Avocats de la sobriété
Pour
La défense

Nous avons besoin d’un langage commun. Par exemple, il y a quelques années, on ne parlait pas encore de féminicides : ce vide participait à l’invisibilisation de ces meurtres. Poser des mots sur les choses, c’est aussi concrétiser ce problème. C’est pourquoi une partie des intervenants ont enjoint l’auditoire à embrasser la “sobriété” sans retenue, et ce pour plusieurs raisons. 

Tout d’abord, à ceux qui accusent la sobriété d’être un simple buzzword, ses défenseurs rétorquent que c’est un concept ancien dont les premières traces remontent à l’Antiquité, plébiscité par les stoïciens et épicuriens. C’est l’un des moyens qui permettra de faire respecter les accords de Paris. L’absence de sobriété, c’est ce qui détruira les écosystèmes par la surconsommation, surexploitation de nos ressources. 

En outre, la défense a montré que surconsommer est, au niveau du cerveau humain, comparable à la consommation de drogue. La sobriété permet d’ouvrir le temps, les possibles, les portes pour inventer de nouveaux imaginaires et futurs qui permettront d’accéder à la tranquillité de l’âme : l’ataraxie. C’est une opportunité de sortir des temps que nous impose la société de consommation, choisir la société que nous avons envie de former. La croissance désastreuse nous prive de libertés (consommer et travailler toujours plus) : ce n’est pas vivre. 

Concernant le souci de la justice sociale, aujourd’hui 10 % des plus riches sont responsables de 49 % de la pollution. Or, en France, nous sommes collectivement tous responsables de cette dernière puisque notre pays fait partie des mieux lotis financièrement parlant. Cependant, il est évident que l’État a un rôle à jouer, afin de mettre en place des aides et des filets de sécurité pour les personnes les plus précaires. La sobriété est largement conciliable avec la protection des plus pauvres. D’ailleurs, ce concept favoriserait l’harmonisation des niveaux de vie et la lutte contre les inégalités sociales, puisqu’en adoptant certaines habitudes plus “sobres” (comme voyager en train), l’accès à ces dernières seront facilités pour tous. La sobriété ne se fait pas à coup de flat tax (impôt à taux unique) : elle s’adaptera pour ne toucher que les plus riches et les plus pollueurs. 

En dernier lieu, il peut être toujours intéressant de rappeler que lorsque l’on demande à des gens ce qu’est la “vraie richesse” selon eux, les répondants citent spontanément la richesse du lien social, des relations de proximité avec leur famille ou la nature. Presque jamais la consommation de biens matériels. 
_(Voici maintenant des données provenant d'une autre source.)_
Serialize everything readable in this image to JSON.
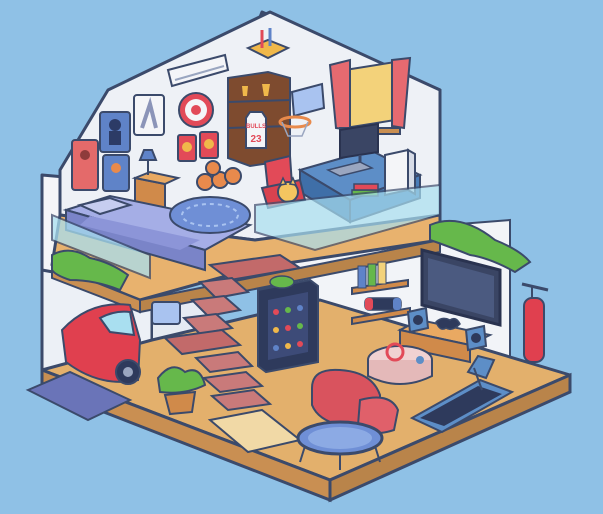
{
  "scene": {
    "background": "#8fc1e6",
    "jersey": {
      "team": "BULLS",
      "number": "23"
    }
  },
  "colors": {
    "wall": "#f4f5f8",
    "wall_outline": "#3b4a6b",
    "floor_wood": "#e3b06c",
    "floor_edge": "#b9844a",
    "carpet": "#6f8fd6",
    "bed": "#8c95d8",
    "car": "#e0404f",
    "stair": "#c26a6a",
    "sofa": "#d9535e",
    "fridge": "#2e3a5c",
    "tv": "#3a4564",
    "plants": "#66b84b",
    "curtain": "#e66a70",
    "desk": "#5d8ec7",
    "glass": "#a9dff0"
  },
  "icons": [
    "poster-icon",
    "lamp-icon",
    "target-icon",
    "trophy-icon",
    "basketball-icon",
    "hoop-icon",
    "chair-icon",
    "monitor-icon",
    "pc-icon",
    "books-icon",
    "plant-icon",
    "car-icon",
    "fridge-icon",
    "tv-icon",
    "gamepad-icon",
    "speaker-icon",
    "punching-bag-icon",
    "treadmill-icon",
    "trampoline-icon",
    "sofa-icon",
    "rug-icon",
    "ac-unit-icon"
  ]
}
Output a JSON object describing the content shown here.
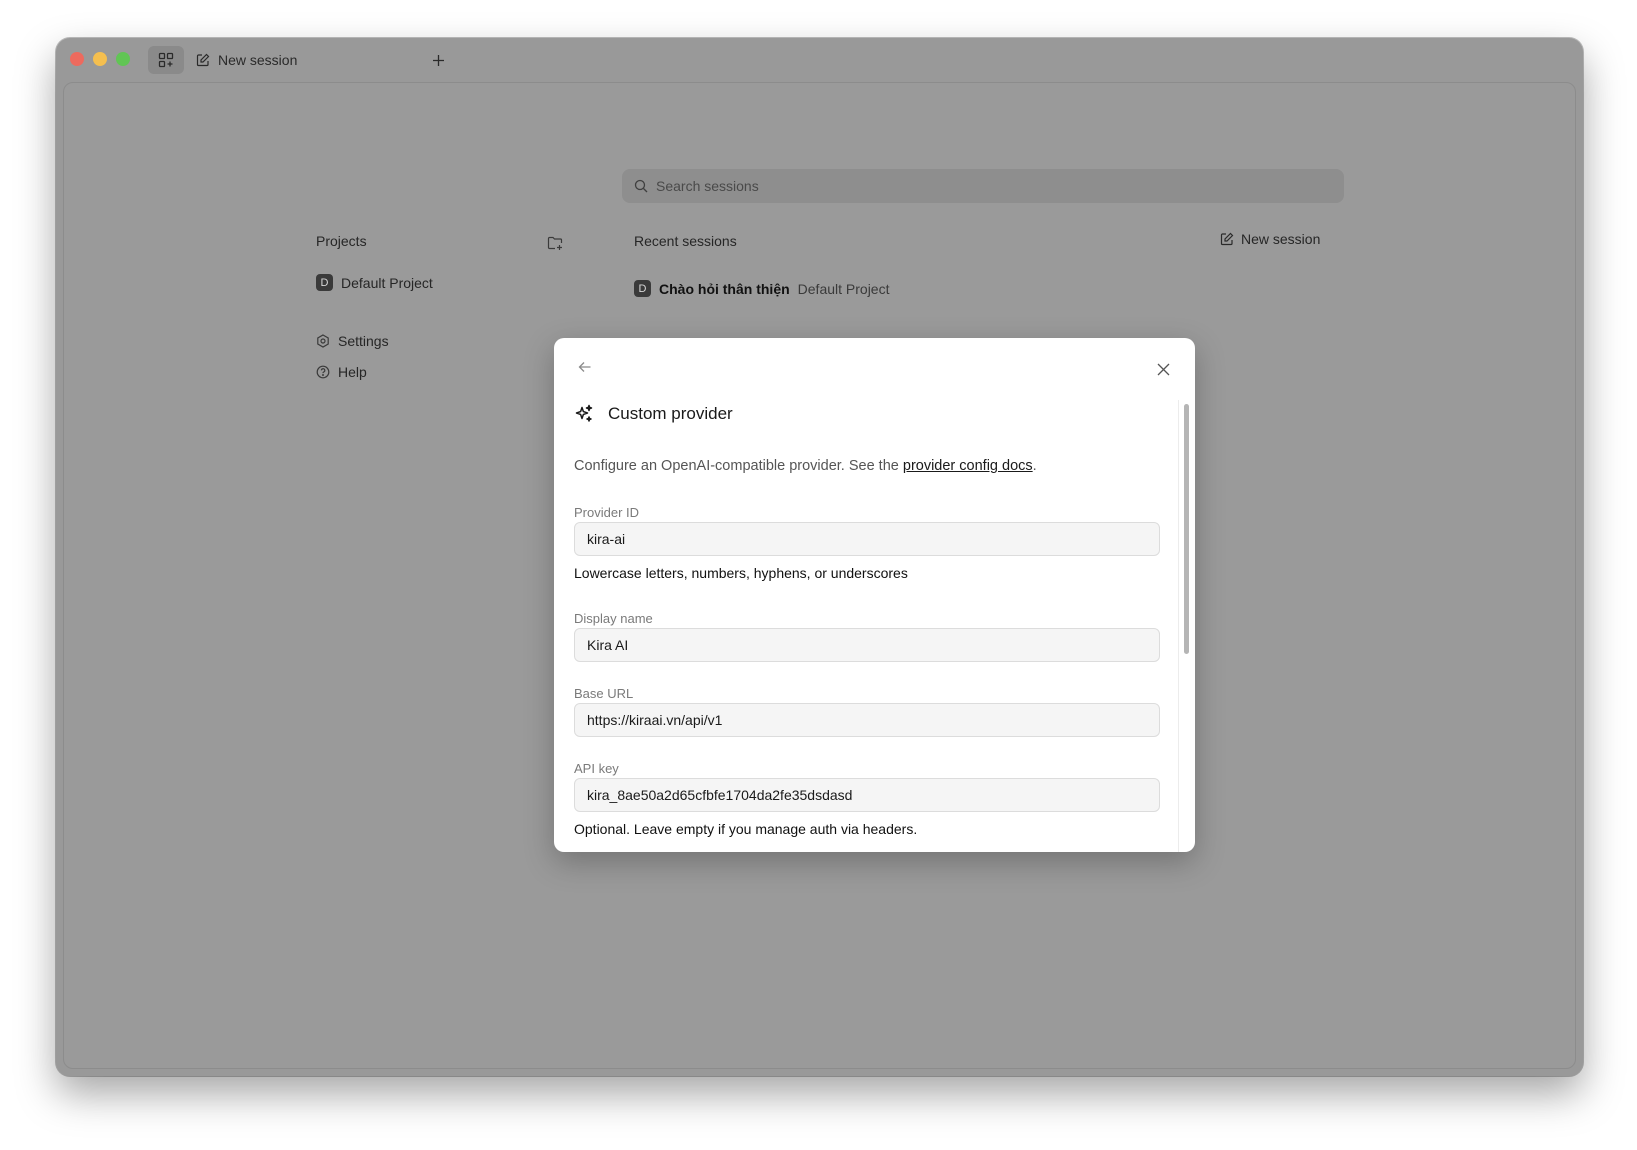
{
  "titlebar": {
    "tab_label": "New session"
  },
  "search": {
    "placeholder": "Search sessions"
  },
  "sidebar": {
    "projects_title": "Projects",
    "projects": [
      {
        "badge": "D",
        "label": "Default Project"
      }
    ],
    "nav": [
      {
        "label": "Settings",
        "icon": "gear-icon"
      },
      {
        "label": "Help",
        "icon": "help-icon"
      }
    ]
  },
  "sessions": {
    "title": "Recent sessions",
    "new_session_label": "New session",
    "items": [
      {
        "badge": "D",
        "title": "Chào hỏi thân thiện",
        "project": "Default Project"
      }
    ]
  },
  "modal": {
    "title": "Custom provider",
    "description_prefix": "Configure an OpenAI-compatible provider. See the ",
    "description_link": "provider config docs",
    "description_suffix": ".",
    "fields": [
      {
        "label": "Provider ID",
        "value": "kira-ai",
        "hint": "Lowercase letters, numbers, hyphens, or underscores"
      },
      {
        "label": "Display name",
        "value": "Kira AI",
        "hint": ""
      },
      {
        "label": "Base URL",
        "value": "https://kiraai.vn/api/v1",
        "hint": ""
      },
      {
        "label": "API key",
        "value": "kira_8ae50a2d65cfbfe1704da2fe35dsdasd",
        "hint": "Optional. Leave empty if you manage auth via headers."
      }
    ]
  },
  "colors": {
    "overlay": "#999999",
    "modal_bg": "#ffffff",
    "input_bg": "#f5f5f5"
  }
}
Un récit positif sur l’écologie doit être construit : la sobriété permet de créer cet avenir souhaitable et plus lumineux.  

Le « Contre »
Témoins et procureurs
Plaidoirie à charge

Au cours de diatribes enflammées, procureurs et témoins se sont succédé à la barre pour dénoncer le terme de “sobriété”. Trois principaux chefs d’accusation ont été retenus contre lui. 
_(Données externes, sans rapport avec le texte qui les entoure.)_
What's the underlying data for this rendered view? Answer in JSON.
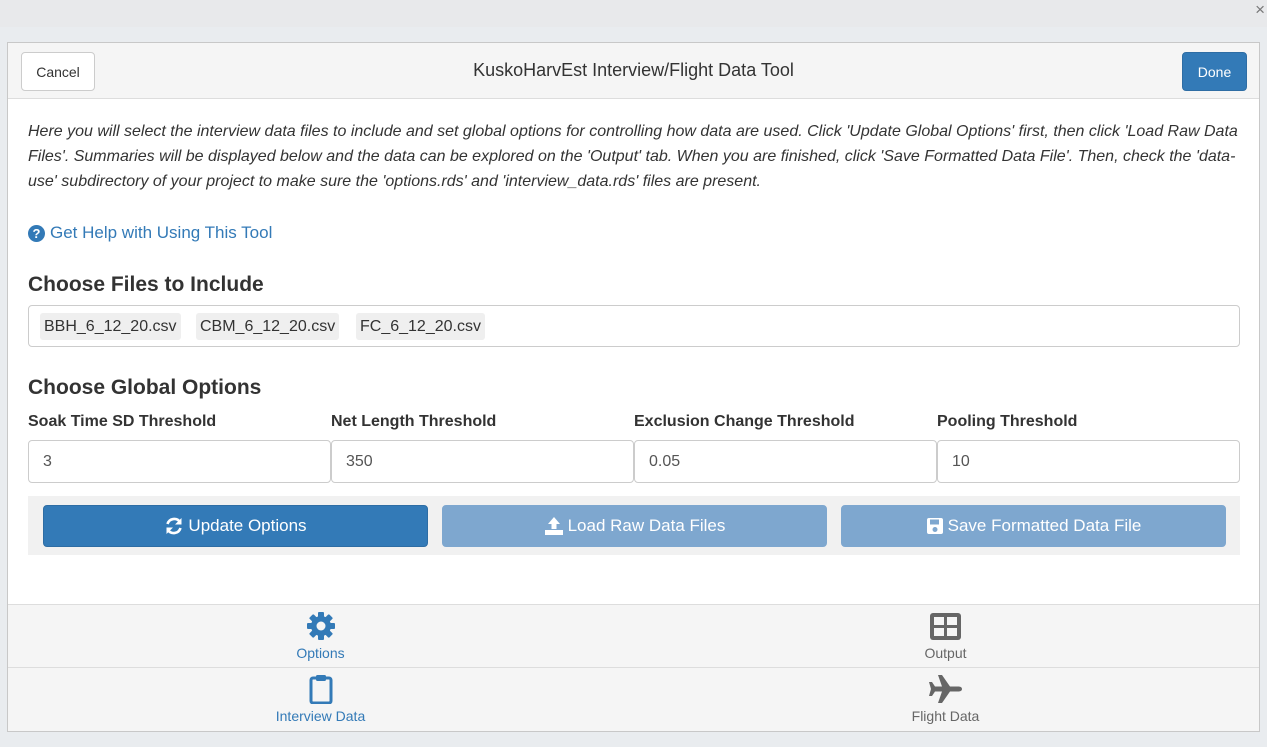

Tout d’abord, la sobriété est accusée d’être un simple buzzword, avatar du développement durable. Un buzzword, c’est un terme utilisé pendant une certaine période comme slogan, afin de désigner une nouveauté et attirer l’attention sur cette nouveauté. Ces “mots à la mode” seraient illusoires, donnant l’impression de compétence et d’importance.  La sobriété ne serait qu’un slogan de plus, un produit de plus au nom aguicheur et au packaging bien rôdé, mais qui ne marquerait aucun changement suffisamment conséquent pour mettre un réel coup d’arrêt au changement climatique. 

C’est incompatible avec un avenir heureux et désirable pour tous ; Les participants ont également mis en avant l’aspect contre-productif de ce terme : le flou entretenu autour de ce dernier peut effrayer les plus craintifs. Derrière la “sobriété” ne se cacherait-il pas d’innombrables sacrifices personnels ? Une attaque à l’encontre de ce qui constitue parfois le fondement même du bonheur ? La sobriété, c’est faire culpabiliser le “petit” consommateur dès qu’il doit prendre sa voiture pour rendre visite à des proches, c’est foudroyer du regard un retraité qui décide de partir pour la première fois de sa vie à l’étranger, en avion. Le frisson de la découverte, le plaisir gustatif, les petites et grandes satisfactions matérielles : tout cela est menacé de céder sous la pression de la “sobriété”. 

La sobriété n’est pas compatible avec un modèle de justice sociale, puisqu’il pénalise d’abord les pauvres. La sobriété est un levier d’iniquité. Les partisans du “contre” ont rappelé que 90 % des humains n’ont jamais pris l’avion de leur vie, ou alors qu’il est largement prouvé que les produits des magasins bio sont beaucoup plus coûteux que les supermarchés “lambda”. La sobriété ne devrait viser que les personnes riches, alors que ce sont d’abord les plus précaires qui en pâtiraient. Et pour ceux qui défendraient une justice intergénérationnelle, la génération de nos parents ont pu largement profiter des plaisirs de la vie sans culpabiliser ; pourquoi ce serait aux jeunes générations, qui ne sont pas les responsables de la pollution, de faire les efforts pour résoudre un problème dont ils ne sont pas coupables ?

Là réside la réelle injustice.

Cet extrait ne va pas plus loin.